Republicans lay the groundwork for major vote on tax reform
Senate Republicans are on the cusp of passing a major tax overhaul this week, with a key procedural vote likely to be held Wednesday looking more and more likely to pass.
GOP Sen. Dean Heller put the procedural vote’s chances this way: “I’m from Las Vegas, and in Nevada we put a hundred dollars down. If I’m going to put a hundred dollars down today, (It’s) going to be that the motion to proceed passes.”
After learning blistering lessons from their health care debacle, the GOP Senate has managed — so far — to hold their conference together and keep inching toward legislation that will extensively rewrite the country’s tax code for the first time in three decades.
But, behind-the-scenes negotiations continue and there is plenty that could go wrong. The party nearly skidded off schedule Tuesday over concerns from Sens. Bob Corker of Tennessee and Ron Johnson of Wisconsin. Corker wanted to ensure that tax bill would actually lead to economic growth and was able to secure an agreement in principle that would trigger some kind of automatic tax increase if the GOP’s anticipated growth didn’t materialize. Johnson, meanwhile, went into the GOP tax vote in the Budget Committee still frustrated about the way the tax bill treated tax rates for pass-through business income, but voted anyway to advance the proposal, saying that he wanted to keep the process going.
The jury is still out on if both men support the final bill that comes to the floor. If senators vote to begin debate on the tax bill Wednesday, senators will enter a lengthy debate and amendment process that could leave the final tax bill changed yet again from what it is now. In the end, Majority Leader Mitch McConnell can only afford to lose two votes. If he loses three, the bill won’t pass.
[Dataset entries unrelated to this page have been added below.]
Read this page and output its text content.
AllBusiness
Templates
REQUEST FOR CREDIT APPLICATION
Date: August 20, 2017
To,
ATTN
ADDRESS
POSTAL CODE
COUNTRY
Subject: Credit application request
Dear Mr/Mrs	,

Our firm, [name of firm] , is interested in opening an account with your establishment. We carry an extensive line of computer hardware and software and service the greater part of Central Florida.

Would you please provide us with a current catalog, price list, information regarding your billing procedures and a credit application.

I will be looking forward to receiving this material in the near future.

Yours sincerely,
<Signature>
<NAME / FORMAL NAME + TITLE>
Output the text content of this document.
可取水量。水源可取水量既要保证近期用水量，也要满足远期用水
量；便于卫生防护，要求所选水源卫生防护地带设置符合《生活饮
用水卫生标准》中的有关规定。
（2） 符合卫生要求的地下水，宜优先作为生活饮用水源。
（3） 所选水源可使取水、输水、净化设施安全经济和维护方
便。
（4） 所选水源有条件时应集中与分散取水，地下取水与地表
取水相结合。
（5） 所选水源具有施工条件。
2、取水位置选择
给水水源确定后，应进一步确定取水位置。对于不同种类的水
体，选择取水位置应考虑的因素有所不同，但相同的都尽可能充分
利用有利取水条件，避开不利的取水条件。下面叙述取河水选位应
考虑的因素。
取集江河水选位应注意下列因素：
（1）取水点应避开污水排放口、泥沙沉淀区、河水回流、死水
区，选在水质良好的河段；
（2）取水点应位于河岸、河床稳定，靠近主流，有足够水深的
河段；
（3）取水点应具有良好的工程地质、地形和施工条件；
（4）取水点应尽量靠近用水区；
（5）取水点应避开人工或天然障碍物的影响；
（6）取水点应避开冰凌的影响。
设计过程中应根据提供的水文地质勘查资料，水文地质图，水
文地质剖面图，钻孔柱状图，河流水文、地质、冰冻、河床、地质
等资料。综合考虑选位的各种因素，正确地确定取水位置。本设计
There are also still a host of lawmakers who haven’t definitively said if they’ll back the final bill. Sens. Susan Collins of Maine, Lisa Murkowski of Alaska and John McCain of Arizona are still wild cards even as Collins and Murkowski have signaled they are warming to the proposal in recent days.
“I feel like that we’re making progress,” Collins said. “I am not there yet, but we’re making progress.”
And Corker’s idea of establishing a mechanism to automatically increase taxes if the tax bill doesn’t generate enough growth has struck a nerve with some conservative senators who say they aren’t thrilled about such a proposal.
“I am not too keen on automatic tax increases,” Sen. John Kennedy, a Republican from Louisiana, told reporters, noting that he was listening to what the final proposal was. “Right now, my feeling about it is, I’d rather drink weed killer than vote for the thing.”
Other Republicans also voiced concerns over the trigger during a news conference Wednesday.
“I think that the concern is well-intentioned, but I don’t know that it’s well founded,” Sen. Thom Tillis, a Republican from North Carolina, said.
But disagreements over the trigger could set up a conundrum much like the one that leadership encountered during its health care showdown. Appeasing one side of the conference — in this case deficit hawks — could come at a cost to votes on another side of the conference. Although many members were still holding back on whether including the trigger would mean a loss of their vote.
Sen. David Perdue of Georgia described how he sees the bill: “I come from a world where you really don’t ever get 100% of what you want, and I don’t want to see this bill destroyed because of pursuit for perfection.”